Elric conhece um único Mestre, o senhor do seu povo: Arioch – Senhor do Caos e Desordem. Num mundo de Deuses e seres místicos, Melniboné foi abençoado pelo senhor da crueldade, do poder e da ambição – algo que o povo de Melniboné venera com fervor. Algo que Elric recusa aceitar como único caminho.

O seu mundo monótono de reinado é vertiginosamente abalado quando Yyrkoon, o seu primo, tenta roubar o seu trono e apoderar-se da mulher que Ama. Yyrkoon recorre aos favores dos deuses e procura uma espada Mágica – uma espada que alimenta de energia quem a maneja, tornando o guerreiro que a possuiu praticamente invencível.

O Mundo onde Melniboné existe, este planeta Terra alternativo, é um mundo de Multiversos, onde diferentes planos de Cosmos existem, onde diferentes versões do nosso Mundo coabitam em planos distintos. Um Mundo que Moorcock criou inspirado na teoria de Multiversos da Física quântica e que permitiu ao escritor (e felizmente ao leitor também), não ter quaisquer limites na sua criação ou imaginário. Qualquer mundo, com qualquer regra, é passível de ser escrita neste Universo feito de diferentes camadas. A descoberta de cada uma delas é feita pelo leitor em cada página, com uma subtileza e magia que raramente se encontra em obras do género.

Mas voltemos ao príncipe Yyrkoon e à sua ambição. Numa tentativa de se tornar ainda mais poderoso, Yyrkoon refugia-se num deste universos paralelos em busca da espada mágica. Elric segue-o, e é numa das batalhas mais fascinantes que alguma vez li, que Elric encontra a sua outra “metade”: A espada Stormbringer.

Parece estranho o que vos vou dizer, mas Stormbringer, um objecto inanimado, uma espada, é uma personagem quase tão rica e fascinante como o próprio Elric. Stormbringer não sente. Stormbringer não ambiciona nada. Mas Stormbringer deseja – ela quer almas. Quer sentir o frenesim de luta. Quer o toque de Sangue no seu Aço. Quando sente que a luta se aproxima, Stormbringer geme… canta… emite um som hipnótico de êxtase e antecipação. Tenta impor a sua vontade… tenta dominar o seu dono. A espada mítica de Elric é, a cada momento, a sua maior arma e o seu mais perigoso inimigo.

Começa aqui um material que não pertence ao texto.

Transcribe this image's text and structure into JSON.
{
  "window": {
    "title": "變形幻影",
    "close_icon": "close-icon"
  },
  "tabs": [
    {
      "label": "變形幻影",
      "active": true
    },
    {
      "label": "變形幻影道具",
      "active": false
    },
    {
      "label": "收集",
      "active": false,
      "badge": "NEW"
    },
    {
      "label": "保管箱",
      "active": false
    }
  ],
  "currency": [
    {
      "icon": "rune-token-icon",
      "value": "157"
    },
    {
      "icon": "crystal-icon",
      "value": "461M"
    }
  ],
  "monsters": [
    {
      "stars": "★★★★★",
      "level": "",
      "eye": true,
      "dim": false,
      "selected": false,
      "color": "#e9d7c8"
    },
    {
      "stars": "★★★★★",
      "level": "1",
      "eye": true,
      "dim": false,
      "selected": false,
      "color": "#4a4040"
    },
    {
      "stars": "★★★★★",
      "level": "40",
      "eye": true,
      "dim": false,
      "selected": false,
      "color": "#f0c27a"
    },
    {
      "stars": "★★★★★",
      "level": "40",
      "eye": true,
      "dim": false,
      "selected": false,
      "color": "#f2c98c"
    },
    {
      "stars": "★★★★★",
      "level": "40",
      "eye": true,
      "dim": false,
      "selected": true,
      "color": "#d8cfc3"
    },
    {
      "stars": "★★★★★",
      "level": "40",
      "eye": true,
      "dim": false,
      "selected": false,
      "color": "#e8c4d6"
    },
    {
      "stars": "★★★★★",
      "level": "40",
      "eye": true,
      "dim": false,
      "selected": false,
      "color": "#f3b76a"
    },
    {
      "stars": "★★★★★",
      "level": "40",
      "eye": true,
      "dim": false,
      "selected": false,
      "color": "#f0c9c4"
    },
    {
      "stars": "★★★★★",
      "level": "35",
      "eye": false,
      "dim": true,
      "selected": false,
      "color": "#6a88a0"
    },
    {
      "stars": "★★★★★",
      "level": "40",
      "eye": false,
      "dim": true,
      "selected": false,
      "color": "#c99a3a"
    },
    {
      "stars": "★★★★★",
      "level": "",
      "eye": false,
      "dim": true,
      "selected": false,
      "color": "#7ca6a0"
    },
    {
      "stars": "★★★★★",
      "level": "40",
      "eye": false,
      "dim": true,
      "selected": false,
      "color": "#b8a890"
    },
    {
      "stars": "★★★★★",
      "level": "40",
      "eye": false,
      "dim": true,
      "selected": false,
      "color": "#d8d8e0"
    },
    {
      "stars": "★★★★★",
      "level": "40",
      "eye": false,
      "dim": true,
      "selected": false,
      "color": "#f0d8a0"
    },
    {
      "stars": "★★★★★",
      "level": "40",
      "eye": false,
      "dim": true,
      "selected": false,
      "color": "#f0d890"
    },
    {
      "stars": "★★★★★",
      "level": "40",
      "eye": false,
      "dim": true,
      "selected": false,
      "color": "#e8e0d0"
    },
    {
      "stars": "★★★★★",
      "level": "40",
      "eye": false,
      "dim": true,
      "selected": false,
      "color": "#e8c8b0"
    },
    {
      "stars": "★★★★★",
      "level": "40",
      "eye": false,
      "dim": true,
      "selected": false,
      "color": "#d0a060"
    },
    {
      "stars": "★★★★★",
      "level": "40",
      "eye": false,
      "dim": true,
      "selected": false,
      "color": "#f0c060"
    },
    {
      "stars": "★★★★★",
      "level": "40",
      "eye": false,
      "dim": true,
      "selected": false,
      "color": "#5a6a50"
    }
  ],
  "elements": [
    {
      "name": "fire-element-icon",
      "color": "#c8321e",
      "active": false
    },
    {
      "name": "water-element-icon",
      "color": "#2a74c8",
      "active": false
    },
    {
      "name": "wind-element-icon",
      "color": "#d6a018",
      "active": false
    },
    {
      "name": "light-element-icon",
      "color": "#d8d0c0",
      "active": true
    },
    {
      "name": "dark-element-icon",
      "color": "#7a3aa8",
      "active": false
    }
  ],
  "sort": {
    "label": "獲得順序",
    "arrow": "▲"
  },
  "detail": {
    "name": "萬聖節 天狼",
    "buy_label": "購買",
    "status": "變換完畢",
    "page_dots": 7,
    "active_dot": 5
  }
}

E esta dualidade e relação é absolutamente fabulosa de se ler.

Esta relação, esta exploração de si mesmo e de todos os mundos e multiversos, é a base da minha saga favorita de sempre no género de fantasia. Uma saga que hoje decidi partilhar convosco.

Desculpem se falhei mas esta foi a melhor forma que consegui definir uma personagem tão complexa e indefinível como o Imperador de Melniboné. Foi a minha melhor tentativa para vos falar do quão adoro Elric – uma personagem que inspirou a criação do muito amado Geralt de Rivia. É verdade, as semelhanças existem e a criação de Geralt foi a melhor homenagem de sempre que vi fazer ao Lobo Branco.

Mas Geralt não é Elric… e se Geralt ficou para sempre registado num dos melhores videojogos que alguma vez joguei, sinto que Elric merece ainda mais essa Honra.

Quando terminei Witcher III, e agora que estou a jogar algo com um design e mecânica muito semelhante (Horizon Zero Dawn), sonho cada vez mais com a possibilidade de existir um jogo dedicado a Elric, algo com a mesma mecânica mas no universo Moorcock. Um Action RPG, com todos os Multiversos para explorar, cada um deles com um design absolutamente diferente do anterior, com personagens próprias, texturas distintas, com camadas de história para o jogador conhecer e desfrutar.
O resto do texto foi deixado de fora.